Well-to-Well Variation—What differentiates Petro.ai is that we model the variation in one particular well. From one well to the next well, we capture that specific well-to-well variation. That’s the same thing as saying we are more accurate. Our conceptual model takes in the activity at the well bore interface and also monitors the far-field activity. We are a 3D view of your part of the full basin that you need to know and understand.
Pouring in Proppant—To use the correct amount of this limited and costly resource, you need to understand “the fracture network around each of your wells,” Ian Palmer in Forbes reveals from a study undertaken in Fayetteville shale, “a geomechanics model was developed.” That was in 2014. Petro.ai has expanded that understanding to a full drainage calculation using an AI platform for accurate results.
Accounting for anywhere from 6 – 25 percent of a well’s total cost, the amount of proppant used per well is increasing with every play. Proppant’s short history in the oil and gas industry has seen fast evolutionary changes as the understanding of frac size and the underlying geomechanical concepts surrounding shale have grown both onsite and in research-based labs.The standard 20-40 proppant sand, the smaller 100-mesh or the more common 40-70 sand, the artificial ceramic or resin-coated proppants, and the new 200-mesh DEEPROP option become the secret sauce for a company’s basin-dependent hydraulic fracturing program.
“Proppant is an interesting one,” Dr. Troy Ruths, CEO of Petro.ai explains, “The role of proppant is to prop open the hydraulic fractures that open during a frac job. There’s lots of things that affect it. Some critical questions are, can we put in more proppant to get more production? And is that production coming early in the well’s life cycle or throughout the life of the well? Not only are we asking for more production, are we changing the clime of the well because we’re using proppant?
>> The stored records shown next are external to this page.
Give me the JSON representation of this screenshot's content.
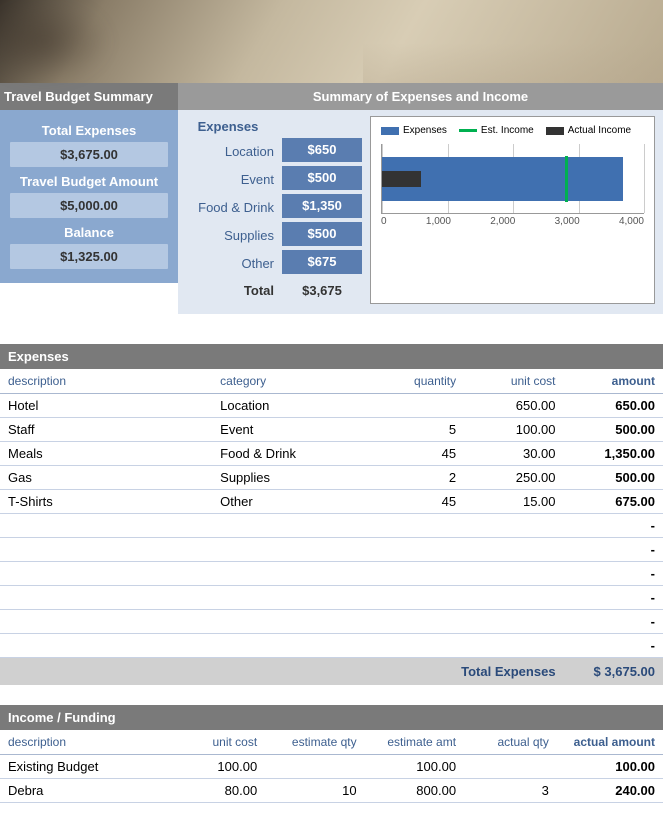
{
  "summary_left": {
    "header": "Travel Budget Summary",
    "total_expenses_label": "Total Expenses",
    "total_expenses_value": "$3,675.00",
    "budget_amount_label": "Travel Budget Amount",
    "budget_amount_value": "$5,000.00",
    "balance_label": "Balance",
    "balance_value": "$1,325.00"
  },
  "summary_right": {
    "header": "Summary of Expenses and Income",
    "expenses_heading": "Expenses",
    "breakdown": [
      {
        "label": "Location",
        "value": "$650"
      },
      {
        "label": "Event",
        "value": "$500"
      },
      {
        "label": "Food & Drink",
        "value": "$1,350"
      },
      {
        "label": "Supplies",
        "value": "$500"
      },
      {
        "label": "Other",
        "value": "$675"
      }
    ],
    "total_label": "Total",
    "total_value": "$3,675"
  },
  "chart": {
    "type": "bar_horizontal",
    "legend": {
      "expenses": "Expenses",
      "est_income": "Est. Income",
      "actual_income": "Actual Income"
    },
    "series": {
      "expenses": {
        "value": 3675,
        "color": "#4070b0"
      },
      "actual_income": {
        "value": 600,
        "color": "#333333"
      },
      "est_income": {
        "value": 2800,
        "color": "#00b050"
      }
    },
    "xlim": [
      0,
      4000
    ],
    "xticks": [
      0,
      1000,
      2000,
      3000,
      4000
    ],
    "xtick_labels": [
      "0",
      "1,000",
      "2,000",
      "3,000",
      "4,000"
    ],
    "background_color": "#ffffff",
    "grid_color": "#cccccc",
    "axis_color": "#999999"
  },
  "expenses_table": {
    "header": "Expenses",
    "columns": {
      "description": "description",
      "category": "category",
      "quantity": "quantity",
      "unit_cost": "unit cost",
      "amount": "amount"
    },
    "rows": [
      {
        "description": "Hotel",
        "category": "Location",
        "quantity": "",
        "unit_cost": "650.00",
        "amount": "650.00"
      },
      {
        "description": "Staff",
        "category": "Event",
        "quantity": "5",
        "unit_cost": "100.00",
        "amount": "500.00"
      },
      {
        "description": "Meals",
        "category": "Food & Drink",
        "quantity": "45",
        "unit_cost": "30.00",
        "amount": "1,350.00"
      },
      {
        "description": "Gas",
        "category": "Supplies",
        "quantity": "2",
        "unit_cost": "250.00",
        "amount": "500.00"
      },
      {
        "description": "T-Shirts",
        "category": "Other",
        "quantity": "45",
        "unit_cost": "15.00",
        "amount": "675.00"
      }
    ],
    "empty_row_count": 6,
    "total_label": "Total Expenses",
    "total_value": "$  3,675.00"
  },
  "income_table": {
    "header": "Income / Funding",
    "columns": {
      "description": "description",
      "unit_cost": "unit cost",
      "estimate_qty": "estimate qty",
      "estimate_amt": "estimate amt",
      "actual_qty": "actual qty",
      "actual_amount": "actual amount"
    },
    "rows": [
      {
        "description": "Existing Budget",
        "unit_cost": "100.00",
        "estimate_qty": "",
        "estimate_amt": "100.00",
        "actual_qty": "",
        "actual_amount": "100.00"
      },
      {
        "description": "Debra",
        "unit_cost": "80.00",
        "estimate_qty": "10",
        "estimate_amt": "800.00",
        "actual_qty": "3",
        "actual_amount": "240.00"
      }
    ]
  },
  "colors": {
    "header_dark": "#7a7a7a",
    "header_mid": "#9a9a9a",
    "panel_blue": "#8aa8cf",
    "panel_blue_light": "#b4c8e2",
    "panel_bg": "#e1e8f2",
    "value_blue": "#5a7db0",
    "text_blue": "#3d5f8f",
    "row_border": "#c8d2e4"
  }
}
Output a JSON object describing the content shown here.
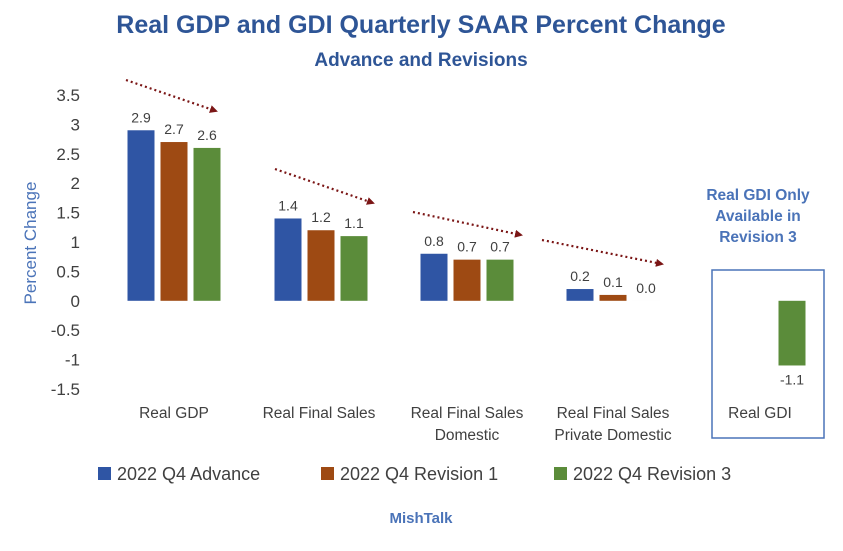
{
  "chart_data": {
    "type": "bar",
    "title": "Real GDP and GDI Quarterly SAAR Percent Change",
    "subtitle": "Advance and Revisions",
    "ylabel": "Percent Change",
    "xlabel": "",
    "ylim": [
      -1.5,
      3.5
    ],
    "yticks": [
      "3.5",
      "3",
      "2.5",
      "2",
      "1.5",
      "1",
      "0.5",
      "0",
      "-0.5",
      "-1",
      "-1.5"
    ],
    "categories": [
      [
        "Real GDP"
      ],
      [
        "Real Final Sales"
      ],
      [
        "Real Final Sales",
        "Domestic"
      ],
      [
        "Real Final Sales",
        "Private Domestic"
      ],
      [
        "Real GDI"
      ]
    ],
    "series": [
      {
        "name": "2022 Q4 Advance",
        "color": "#2f55a4",
        "values": [
          2.9,
          1.4,
          0.8,
          0.2,
          null
        ],
        "labels": [
          "2.9",
          "1.4",
          "0.8",
          "0.2",
          ""
        ]
      },
      {
        "name": "2022 Q4 Revision 1",
        "color": "#9e4a13",
        "values": [
          2.7,
          1.2,
          0.7,
          0.1,
          null
        ],
        "labels": [
          "2.7",
          "1.2",
          "0.7",
          "0.1",
          ""
        ]
      },
      {
        "name": "2022 Q4 Revision 3",
        "color": "#5b8c3a",
        "values": [
          2.6,
          1.1,
          0.7,
          0.0,
          -1.1
        ],
        "labels": [
          "2.6",
          "1.1",
          "0.7",
          "0.0",
          "-1.1"
        ]
      }
    ],
    "grid": false,
    "legend_position": "bottom",
    "trend_arrow_color": "#7b1616",
    "annotation": [
      "Real GDI Only",
      "Available in",
      "Revision 3"
    ],
    "footer": "MishTalk"
  }
}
“When we think of the effect of proppant, we need to ask, do we get an initial impact that’s improved, or do we get a better decline afterwards? Petro.ai can answer those questions. The way we manage that is by looking at decline curve parameters. In the graph above, as you put more proppant in your decline decreases in severity. The conclusion here is that we’ve managed to keep surface area accessible to the well for longer and that’s because it’s propped open.
“You might also ask, if I put in more proppant my fracs are getting bigger and so should I space the wells out more? Now the problem here is you just covaried something.
“What we do is, we normalize by our estimate of drainage. We capture that by using a coefficient that we fit on the drainage to see if you are extracting from it efficiently.
“Are we extracting that volume of reservoir? You know you’re getting more volume area because you know your rock isn’t changing.
“Now, if you’re getting an improved increase and/or normalizing for drainage that means you’re getting better placement of proppant. This isn’t exactly a one-to-one correlation, and you could actually hurt the well by putting in too much proppant. More proppant isn’t always better.
“Then you can take into account the economics of putting more proppant in. There may be a benefit to the production but is it beyond the cost of putting the proppant in. That might change from well to well. You might have a situation where you have access to a lot more proppant. You want to see, should I put it in this well or the other well.”
“That’s interesting from a tactical point of view also,” Kyle LaMotta, VP of Analytics at Petro.ai adds, “If you’re completing a well next week and suddenly the price of proppant goes up, market conditions change overnight, you can quickly rerun it and see the effect of that increased price of proppant. It’s not always a given how that price point may change a job. Maybe before when proppant price was low it made sense to pump a bit more because you saw a little bit better production but if the price doubles, then you probably want to pump a smaller job because the incremental gain just isn’t there.”
“And what we do is we take those considerations and turn that into a 1D response curve,” Ruths continues, “It’s 1D because it’s one dimension. We’ve taken all these variables and put it into that total proppant per stage. All that complexity that we just talked about is baked in for that particular well. We don’t need to look at so many sensitivities. The challenge with multi-variate regression is that people try to make it work for everything. It doesn’t need to work for everything. It just needs to work for the design parameters that you want to put in it. By making it specific to a well you can handle those well-to-well sensitivities better.
“You’re not running over too many of those sensitivities. What if we landed a little bit higher or lower? What if we had a parent well?
“All of those ‘what-ifs’ are now ‘we-know.’
“We know exactly where it’s landed, exactly how many parent wells are around it, we know the cost of completions. You’ve changed the ‘what-ifs’ to the ‘we-knows’ and you only have a couple of ‘what-ifs’ left.
“That’s what we’re doing with the CSA, Completions Scenario Analysis, and the PSA, Pad Scenario Analysis, the customized tradeoff decision matrices which distill your data and your options to one fast, easily updated, interactive overview. Your accuracy improves dramatically as your well-to-well ensemble of technical models create your specific 3D understanding of your specific reservoir.”